Il confie "l'aboutissement" que représente pour lui son inscription, "avec humilité", dans la longue histoire de la cathédrale, "comme un compagnon".
- "Gamme du peuple" -
Méticuleusement, JCC caresse et déploie les drapés des chasubles, "chevaleresques" pour ce passionné d'histoire, floqués comme des sweat-shirts pour rallier la modernité.
Pendant un an et demi, il a collaboré avec les meilleures maisons françaises d'artisanat de luxe (Lesage, Goossens, Paloma, Montex, Maison Michel...), regroupées dans les ateliers du 19M à Paris, pour aboutir à une symbolique simple mais dynamique et puissante.
Installé sur une grande table, Jean-Charles de Castelbajac saisit sa paire de ciseaux et découpe intuitivement des feuilles de papier rouges, vertes, bleues, jaunes - ses couleurs fétiches, "universelles", sa "gamme du peuple".
Il agence les petites chutes de papier autour d'une croix et commente ses croquis: tenues des diacres au quadrillage d'or, de rouge et de bleu, "Mondrian médiéval", bannières, chasubles des archevêques et mitres à la grande croix d'or...
"J'ai construit mes vêtements liturgiques autour de cette croix rayonnante, qui diffuse la joie, l'espérance, le vivre ensemble par la multiplicité de ces couleurs", poursuit-il avec ferveur.
"Depuis le début de ma carrière, j'ai kidnappé l'arc-en-ciel", sourit-il, plissant ses yeux bleu ciel. "J'étais réconforté par la couleur qui était sur les drapeaux, sur les vitraux, chaque matin dans mon collège."
"C'est quelque chose que je partage intimement avec l'Eglise", poursuit-il, institution avec laquelle il a collaboré deux fois en habillant notamment Jean-Paul II pour les Journées Mondiales de la Jeunesse (JMJ) de 1997.
Dans le rouge, il voit le sang du Christ, le bleu est celui de Marie, le vert synonyme d'espérance, le jaune est l'or, "synthèse de tout".
- "Epoque dystopique", foi "motrice" -
Ce langage sans parole des couleurs et leur agencement doivent "donner de l'espérance et de la force", d'où la dimension épique de ces explosions fragmentaires, pour "donner envie aux jeunes de continuer" dans une "époque de dystopie", selon lui.
L'Eglise est-elle en danger?
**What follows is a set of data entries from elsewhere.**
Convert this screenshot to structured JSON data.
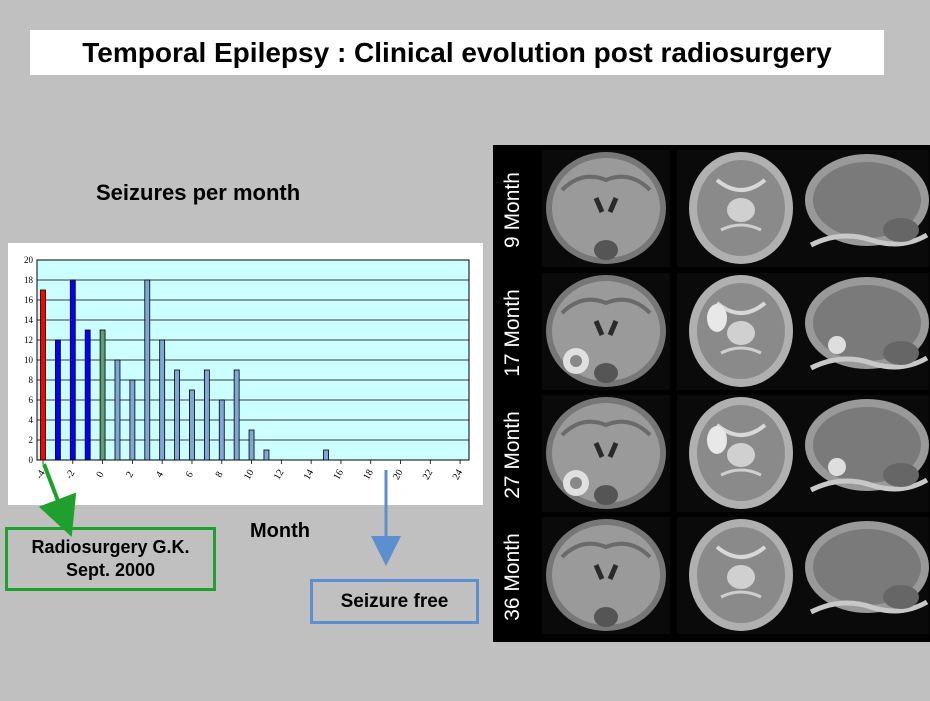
{
  "slide": {
    "title": "Temporal Epilepsy : Clinical evolution post radiosurgery",
    "chart_title": "Seizures per month",
    "x_label": "Month",
    "callout_green_line1": "Radiosurgery G.K.",
    "callout_green_line2": "Sept. 2000",
    "callout_blue": "Seizure free"
  },
  "colors": {
    "background": "#c0c0c0",
    "plot_bg": "#ccffff",
    "pre_bar_red": "#ff0000",
    "pre_bar_blue": "#0000ff",
    "treatment_bar_green": "#5f9e78",
    "post_bar_blue": "#7fa8d8",
    "callout_green": "#1fa02e",
    "callout_blue": "#5b8fd0"
  },
  "mri": {
    "rows": [
      "9 Month",
      "17 Month",
      "27 Month",
      "36 Month"
    ],
    "views": [
      "coronal",
      "axial",
      "sagittal"
    ]
  },
  "chart_data": {
    "type": "bar",
    "title": "Seizures per month",
    "xlabel": "Month",
    "ylabel": "",
    "ylim": [
      0,
      20
    ],
    "yticks": [
      0,
      2,
      4,
      6,
      8,
      10,
      12,
      14,
      16,
      18,
      20
    ],
    "xlim": [
      -4,
      25
    ],
    "xticks": [
      -4,
      -2,
      0,
      2,
      4,
      6,
      8,
      10,
      12,
      14,
      16,
      18,
      20,
      22,
      24
    ],
    "xtick_labels": [
      "-4",
      "-2",
      "0",
      "2",
      "4",
      "6",
      "8",
      "10",
      "12",
      "14",
      "16",
      "18",
      "20",
      "22",
      "24"
    ],
    "grid": true,
    "x": [
      -4,
      -3,
      -2,
      -1,
      0,
      1,
      2,
      3,
      4,
      5,
      6,
      7,
      8,
      9,
      10,
      11,
      12,
      13,
      14,
      15,
      16,
      17,
      18,
      19,
      20,
      21,
      22,
      23,
      24
    ],
    "values": [
      17,
      12,
      18,
      13,
      13,
      10,
      8,
      18,
      12,
      9,
      7,
      9,
      6,
      9,
      3,
      1,
      0,
      0,
      0,
      1,
      0,
      0,
      0,
      0,
      0,
      0,
      0,
      0,
      0
    ],
    "bar_colors": [
      "#ff0000",
      "#0000ff",
      "#0000ff",
      "#0000ff",
      "#5f9e78"
    ],
    "default_bar_color": "#7fa8d8"
  }
}
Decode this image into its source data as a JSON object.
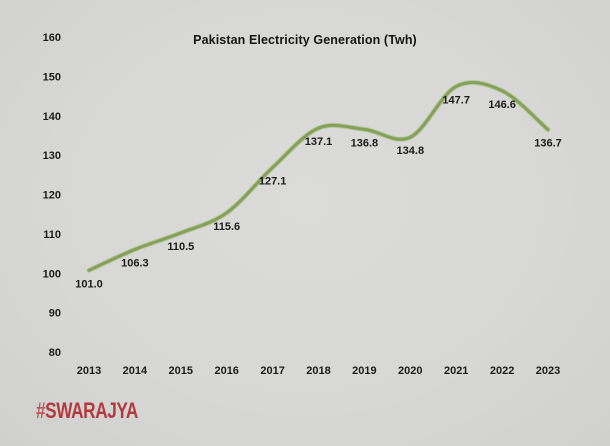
{
  "title": "Pakistan Electricity Generation (Twh)",
  "watermark": {
    "hash": "#",
    "name": "SWARAJYA",
    "color": "#b23a3e"
  },
  "chart_data": {
    "type": "line",
    "title": "Pakistan Electricity Generation (Twh)",
    "x": [
      2013,
      2014,
      2015,
      2016,
      2017,
      2018,
      2019,
      2020,
      2021,
      2022,
      2023
    ],
    "values": [
      101.0,
      106.3,
      110.5,
      115.6,
      127.1,
      137.1,
      136.8,
      134.8,
      147.7,
      146.6,
      136.7
    ],
    "data_labels": [
      "101.0",
      "106.3",
      "110.5",
      "115.6",
      "127.1",
      "137.1",
      "136.8",
      "134.8",
      "147.7",
      "146.6",
      "136.7"
    ],
    "yticks": [
      80,
      90,
      100,
      110,
      120,
      130,
      140,
      150,
      160
    ],
    "ylim": [
      80,
      160
    ],
    "xlabel": "",
    "ylabel": "",
    "grid": false,
    "axis_lines": false,
    "legend": "none",
    "smooth": true,
    "line_color": "#84a159",
    "line_halo_color": "#b9c6a0",
    "text_color": "#1c1c1c"
  }
}
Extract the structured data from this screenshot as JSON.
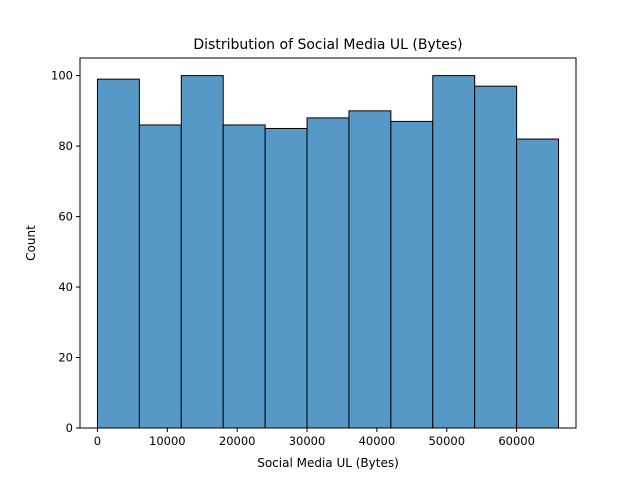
{
  "chart_data": {
    "type": "bar",
    "title": "Distribution of Social Media UL (Bytes)",
    "xlabel": "Social Media UL (Bytes)",
    "ylabel": "Count",
    "bins": [
      {
        "start": 0,
        "end": 6000,
        "count": 99
      },
      {
        "start": 6000,
        "end": 12000,
        "count": 86
      },
      {
        "start": 12000,
        "end": 18000,
        "count": 100
      },
      {
        "start": 18000,
        "end": 24000,
        "count": 86
      },
      {
        "start": 24000,
        "end": 30000,
        "count": 85
      },
      {
        "start": 30000,
        "end": 36000,
        "count": 88
      },
      {
        "start": 36000,
        "end": 42000,
        "count": 90
      },
      {
        "start": 42000,
        "end": 48000,
        "count": 87
      },
      {
        "start": 48000,
        "end": 54000,
        "count": 100
      },
      {
        "start": 54000,
        "end": 60000,
        "count": 97
      },
      {
        "start": 60000,
        "end": 66000,
        "count": 82
      }
    ],
    "xlim": [
      -2500,
      68500
    ],
    "ylim": [
      0,
      105
    ],
    "xticks": [
      0,
      10000,
      20000,
      30000,
      40000,
      50000,
      60000
    ],
    "yticks": [
      0,
      20,
      40,
      60,
      80,
      100
    ],
    "grid": false,
    "colors": {
      "bar_fill": "#5799c6",
      "bar_edge": "#000000"
    }
  }
}
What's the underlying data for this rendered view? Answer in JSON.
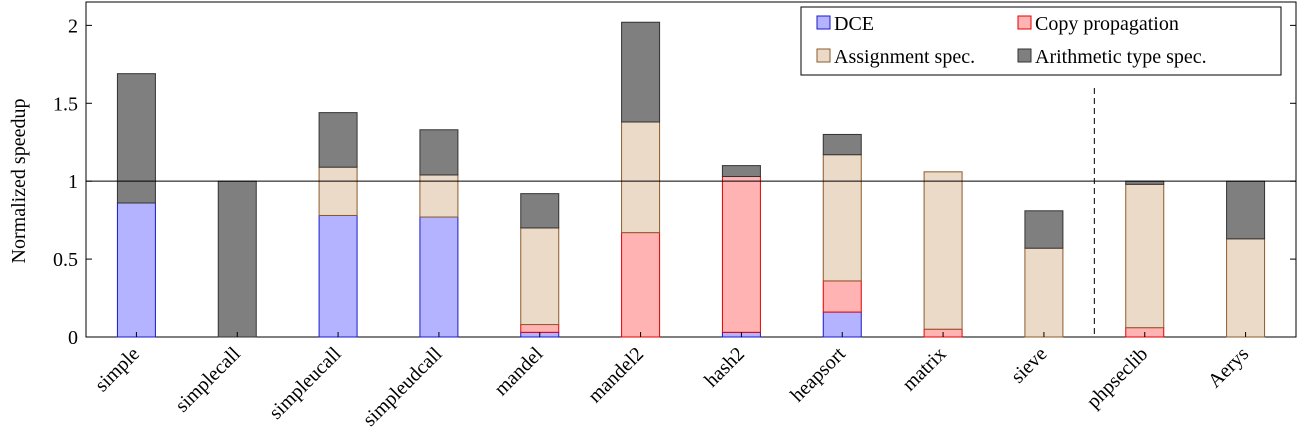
{
  "chart_data": {
    "type": "bar",
    "stacked": true,
    "ylabel": "Normalized speedup",
    "xlabel": "",
    "ylim": [
      0,
      2.15
    ],
    "yticks": [
      "0",
      "0.5",
      "1",
      "1.5",
      "2"
    ],
    "reference_line": 1,
    "separator_after_category": "sieve",
    "legend_position": "top-right",
    "categories": [
      "simple",
      "simplecall",
      "simpleucall",
      "simpleudcall",
      "mandel",
      "mandel2",
      "hash2",
      "heapsort",
      "matrix",
      "sieve",
      "phpseclib",
      "Aerys"
    ],
    "series": [
      {
        "name": "DCE",
        "fill": "#b3b3ff",
        "stroke": "#1a1acc",
        "values": [
          0.86,
          0,
          0.78,
          0.77,
          0.03,
          0,
          0.03,
          0.16,
          0,
          0,
          0,
          0
        ]
      },
      {
        "name": "Copy propagation",
        "fill": "#ffb3b3",
        "stroke": "#e60000",
        "values": [
          0,
          0,
          0,
          0,
          0.05,
          0.67,
          1.0,
          0.2,
          0.05,
          0,
          0.06,
          0
        ]
      },
      {
        "name": "Assignment spec.",
        "fill": "#ecdac8",
        "stroke": "#8b5a2b",
        "values": [
          0,
          0,
          0.31,
          0.27,
          0.62,
          0.71,
          0,
          0.81,
          1.01,
          0.57,
          0.92,
          0.63
        ]
      },
      {
        "name": "Arithmetic type spec.",
        "fill": "#7f7f7f",
        "stroke": "#333333",
        "values": [
          0.83,
          1.0,
          0.35,
          0.29,
          0.22,
          0.64,
          0.07,
          0.13,
          0,
          0.24,
          0.02,
          0.37
        ]
      }
    ]
  }
}
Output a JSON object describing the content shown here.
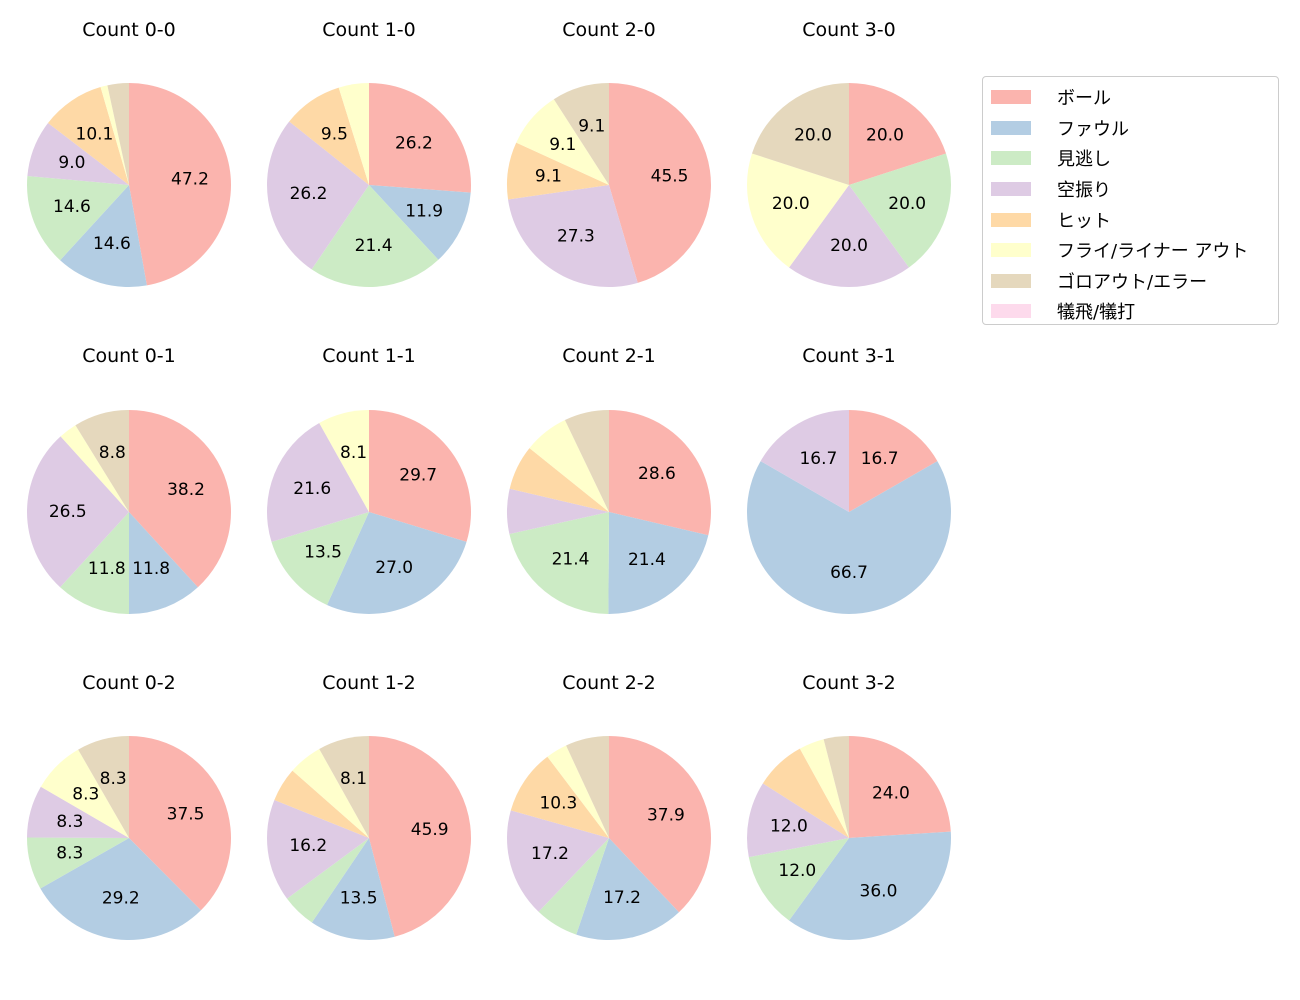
{
  "chart_data": {
    "type": "pie",
    "legend_position": "right",
    "legend": [
      "ボール",
      "ファウル",
      "見逃し",
      "空振り",
      "ヒット",
      "フライ/ライナー アウト",
      "ゴロアウト/エラー",
      "犠飛/犠打"
    ],
    "colors": [
      "#fbb4ae",
      "#b3cde3",
      "#ccebc5",
      "#decbe4",
      "#fed9a6",
      "#ffffcc",
      "#e5d8bd",
      "#fddaec"
    ],
    "label_threshold_pct": 8.05,
    "pies": [
      {
        "title": "Count 0-0",
        "values": [
          47.2,
          14.6,
          14.6,
          9.0,
          10.1,
          1.1,
          3.4,
          0
        ]
      },
      {
        "title": "Count 1-0",
        "values": [
          26.2,
          11.9,
          21.4,
          26.2,
          9.5,
          4.8,
          0,
          0
        ]
      },
      {
        "title": "Count 2-0",
        "values": [
          45.5,
          0,
          0,
          27.3,
          9.1,
          9.1,
          9.1,
          0
        ]
      },
      {
        "title": "Count 3-0",
        "values": [
          20.0,
          0,
          20.0,
          20.0,
          0,
          20.0,
          20.0,
          0
        ]
      },
      {
        "title": "Count 0-1",
        "values": [
          38.2,
          11.8,
          11.8,
          26.5,
          0,
          2.9,
          8.8,
          0
        ]
      },
      {
        "title": "Count 1-1",
        "values": [
          29.7,
          27.0,
          13.5,
          21.6,
          0,
          8.1,
          0,
          0
        ]
      },
      {
        "title": "Count 2-1",
        "values": [
          28.6,
          21.4,
          21.4,
          7.1,
          7.1,
          7.1,
          7.1,
          0
        ]
      },
      {
        "title": "Count 3-1",
        "values": [
          16.7,
          66.7,
          0,
          16.7,
          0,
          0,
          0,
          0
        ]
      },
      {
        "title": "Count 0-2",
        "values": [
          37.5,
          29.2,
          8.3,
          8.3,
          0,
          8.3,
          8.3,
          0
        ]
      },
      {
        "title": "Count 1-2",
        "values": [
          45.9,
          13.5,
          5.4,
          16.2,
          5.4,
          5.4,
          8.1,
          0
        ]
      },
      {
        "title": "Count 2-2",
        "values": [
          37.9,
          17.2,
          6.9,
          17.2,
          10.3,
          3.4,
          6.9,
          0
        ]
      },
      {
        "title": "Count 3-2",
        "values": [
          24.0,
          36.0,
          12.0,
          12.0,
          8.0,
          4.0,
          4.0,
          0
        ]
      }
    ]
  }
}
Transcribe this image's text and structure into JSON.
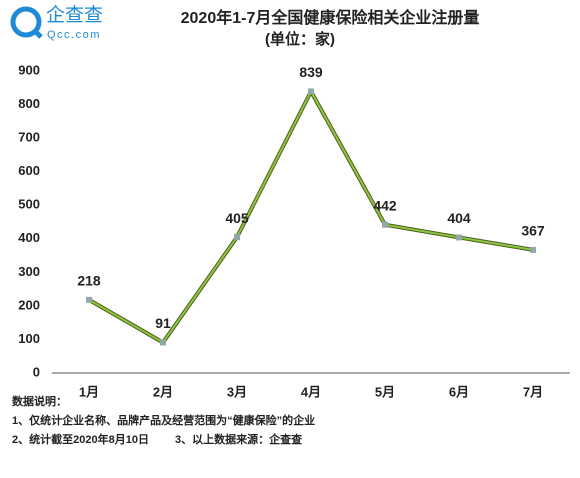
{
  "logo": {
    "name": "企查查",
    "domain": "Qcc.com"
  },
  "chart_data": {
    "type": "line",
    "title": "2020年1-7月全国健康保险相关企业注册量",
    "subtitle": "(单位：家)",
    "categories": [
      "1月",
      "2月",
      "3月",
      "4月",
      "5月",
      "6月",
      "7月"
    ],
    "values": [
      218,
      91,
      405,
      839,
      442,
      404,
      367
    ],
    "color": "#8dc63f",
    "outline_color": "#4d5e1e",
    "marker_color": "#8fa8a8",
    "ylim": [
      0,
      900
    ],
    "yticks": [
      0,
      100,
      200,
      300,
      400,
      500,
      600,
      700,
      800,
      900
    ],
    "grid": false
  },
  "notes": [
    "数据说明：",
    "1、仅统计企业名称、品牌产品及经营范围为“健康保险”的企业",
    "2、统计截至2020年8月10日",
    "3、以上数据来源：企查查"
  ]
}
Plutôt "la spiritualité", rectifie l'artiste.
"Les jeunes générations sont captivées par la société du spectacle, par les images", regrette JCC, pour qui "le voyage intérieur est en phase de s'éluder".
Dans l'incendie du Notre-Dame, le 15 avril 2019, il a vu, avec "une terrible émotion", "comme un signal de prémonition à un monde en difficulté".
Mais pour cet "infatigable optimiste", ce feu était aussi "celui de l'espérance". En rentrant chez lui, il dessine le toit de Notre-Dame en vitraux, installe arc-en-ciels et anges.
"Le combat est en chacun de nous", insiste Jean-Charles de Castelbajac, défendant avec passion son "art gentil", son "art compassionnel". "Pas du tout tendance".
"C'est presque plus +rock n'roll+ aujourd'hui de travailler pour l'Eglise que d'être avec les Sex Pistols sur la Tamise en 77", glisse-t-il avec malice.